Sampai saat ini, tarian ini masih sering dipertunjukkan di berbagai acara-acara adat. Simak informasi dari kesenian yang memanfaatkan gerakan tubuh secara berirama ini di sini.
Tarian ini berawal pada masa kerajaan Mataram, yakni saat Sultan Agung bertahta di tahun 1613-1646. Tari serimpi termasuk karya seni tertua di Jawa dan memiliki kesakralan, serta kesucian sehingga hanya dilakukan dalam sebuah ritual.
Melansir buku ‘Keanekaragaman Seni Tari Nusantara’ terbitan Balai Pustaka, tarian ini diperagakan oleh empat putri.

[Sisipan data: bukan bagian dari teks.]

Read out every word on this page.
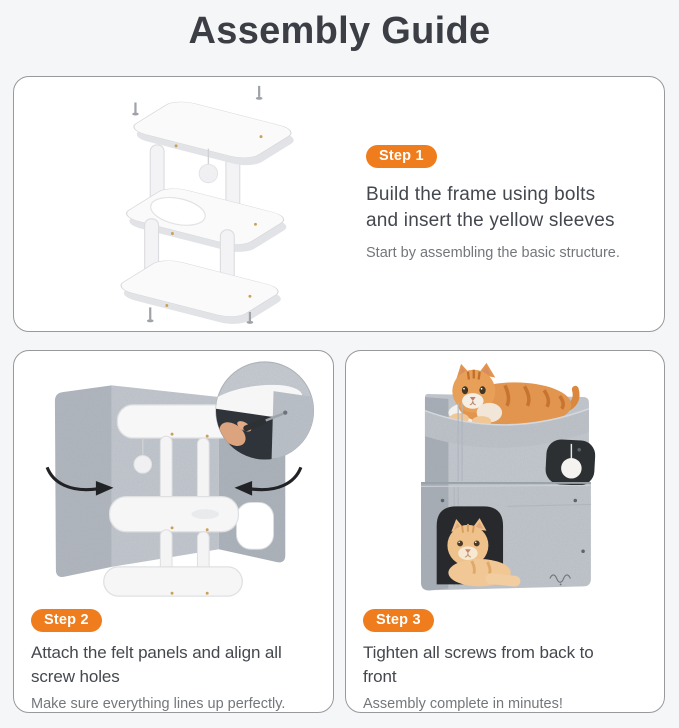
Assembly Guide
Step 1
Build the frame using bolts
and insert the yellow sleeves
Start by assembling the basic structure.
Step 2
Attach the felt panels and align all
screw holes
Make sure everything lines up perfectly.
Step 3
Tighten all screws from back to
front
Assembly complete in minutes!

Masing-masing mendapatkan sebutan yaitu air, api, angin dan tanah yang melambangkan empat penjuru mata angin.
Sedangkan nama perannya adalah Batak, Gulu, Dhada dan Buncit dengan komposisinya segi empat yang melambangkan tiang Pendopo. Pada masa itu, penari yang boleh menarikan melakukan gerakan ini hanya orang-orang terpilih saja.